I remember being eleven years old and learning that they made coffins children-sized.

How old would she be now? Twenty-seven? Christ, would she be married now? Would she have children?

I traced my fingers along the faded, burnt lettering – St Nicholas’s Children’s Home – that lingered on the scorched brick. How ironic. St Nicholas: the patron saint of protecting children.

I decided to drive back, and the thoughts of my useless womb began to subside. Instead, something else was beginning to take over: Clark. I just needed to find him and drive a knife across his throat, or maybe through his scalp. I think the scalp has more nerve endings.

Again, just to reiterate: not a psychopath.

I was getting hungry, so I decided to stop by a small gimmicky American-style diner a few miles off the motorway.
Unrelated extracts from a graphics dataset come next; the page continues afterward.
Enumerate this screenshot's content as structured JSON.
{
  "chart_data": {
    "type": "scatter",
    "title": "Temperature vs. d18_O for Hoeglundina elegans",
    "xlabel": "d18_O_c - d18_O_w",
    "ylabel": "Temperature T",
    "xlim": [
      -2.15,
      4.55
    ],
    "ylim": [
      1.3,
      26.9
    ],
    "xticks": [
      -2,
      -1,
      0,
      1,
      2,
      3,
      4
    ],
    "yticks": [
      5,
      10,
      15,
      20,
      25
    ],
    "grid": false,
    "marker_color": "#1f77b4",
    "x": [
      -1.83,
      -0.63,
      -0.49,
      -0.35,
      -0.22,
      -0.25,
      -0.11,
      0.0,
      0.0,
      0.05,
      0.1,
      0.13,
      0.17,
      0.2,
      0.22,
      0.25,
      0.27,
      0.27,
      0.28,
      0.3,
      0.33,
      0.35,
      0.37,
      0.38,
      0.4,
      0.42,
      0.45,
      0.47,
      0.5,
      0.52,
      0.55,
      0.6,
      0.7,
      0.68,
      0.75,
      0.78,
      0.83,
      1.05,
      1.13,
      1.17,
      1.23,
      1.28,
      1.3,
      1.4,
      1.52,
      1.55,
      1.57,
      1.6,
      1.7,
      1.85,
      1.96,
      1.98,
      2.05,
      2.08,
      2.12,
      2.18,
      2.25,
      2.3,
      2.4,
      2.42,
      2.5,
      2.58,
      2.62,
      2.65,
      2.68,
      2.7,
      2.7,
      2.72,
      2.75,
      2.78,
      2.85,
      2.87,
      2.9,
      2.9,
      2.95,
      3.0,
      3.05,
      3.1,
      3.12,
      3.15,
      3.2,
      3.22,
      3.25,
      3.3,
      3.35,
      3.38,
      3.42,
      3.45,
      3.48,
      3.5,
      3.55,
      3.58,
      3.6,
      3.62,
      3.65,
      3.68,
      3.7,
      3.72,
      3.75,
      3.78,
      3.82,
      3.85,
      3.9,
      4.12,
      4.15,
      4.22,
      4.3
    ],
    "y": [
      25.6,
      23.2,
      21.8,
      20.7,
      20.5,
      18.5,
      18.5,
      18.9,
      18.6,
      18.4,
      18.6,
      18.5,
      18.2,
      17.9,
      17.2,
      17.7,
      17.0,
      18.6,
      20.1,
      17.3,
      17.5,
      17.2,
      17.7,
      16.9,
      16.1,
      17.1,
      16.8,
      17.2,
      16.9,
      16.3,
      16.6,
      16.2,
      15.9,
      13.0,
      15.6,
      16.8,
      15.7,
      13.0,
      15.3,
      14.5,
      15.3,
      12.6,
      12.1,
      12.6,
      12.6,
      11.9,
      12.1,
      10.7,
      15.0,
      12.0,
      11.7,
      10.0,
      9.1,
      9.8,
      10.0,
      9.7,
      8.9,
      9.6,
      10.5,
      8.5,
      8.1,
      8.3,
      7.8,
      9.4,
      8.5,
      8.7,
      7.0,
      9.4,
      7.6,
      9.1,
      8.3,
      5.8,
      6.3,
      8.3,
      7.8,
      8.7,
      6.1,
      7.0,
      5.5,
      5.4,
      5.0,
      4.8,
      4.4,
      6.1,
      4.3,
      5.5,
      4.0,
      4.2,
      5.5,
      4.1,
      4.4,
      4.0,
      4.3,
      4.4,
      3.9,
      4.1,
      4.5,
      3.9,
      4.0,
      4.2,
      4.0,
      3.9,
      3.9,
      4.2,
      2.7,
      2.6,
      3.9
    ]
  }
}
I hopped in one of the booths in the corner and ordered a steak sandwich and a cup of tea.

I flicked through the pamphlet Dr Patel had given me as the waitress delivered my order, drawing small moustaches and glasses on the faces of happy families to make myself feel better.

Using the steak knife, I rehearsed my grip on the blade’s handle a few times. I hoped no other customers would look over in my general direction, watching as I repeatedly stabbed my knife into the sandwich again and again without even taking a single bite.

This was perhaps quite an effective coping strategy for thinking about Clark.

It did take my mind off everything. But I knew I had to be smarter about this one, less impulsive, and more strategic.

I doubted I would get away with the same approach for the third.

But after going back to St Nicholas’s and the memories of the fire coming back so vividly, for the first time in my life, I realised I could actually be the one to kill all three of them – the trifecta.

It was ironic, really. Three kills would officially make me a serial killer.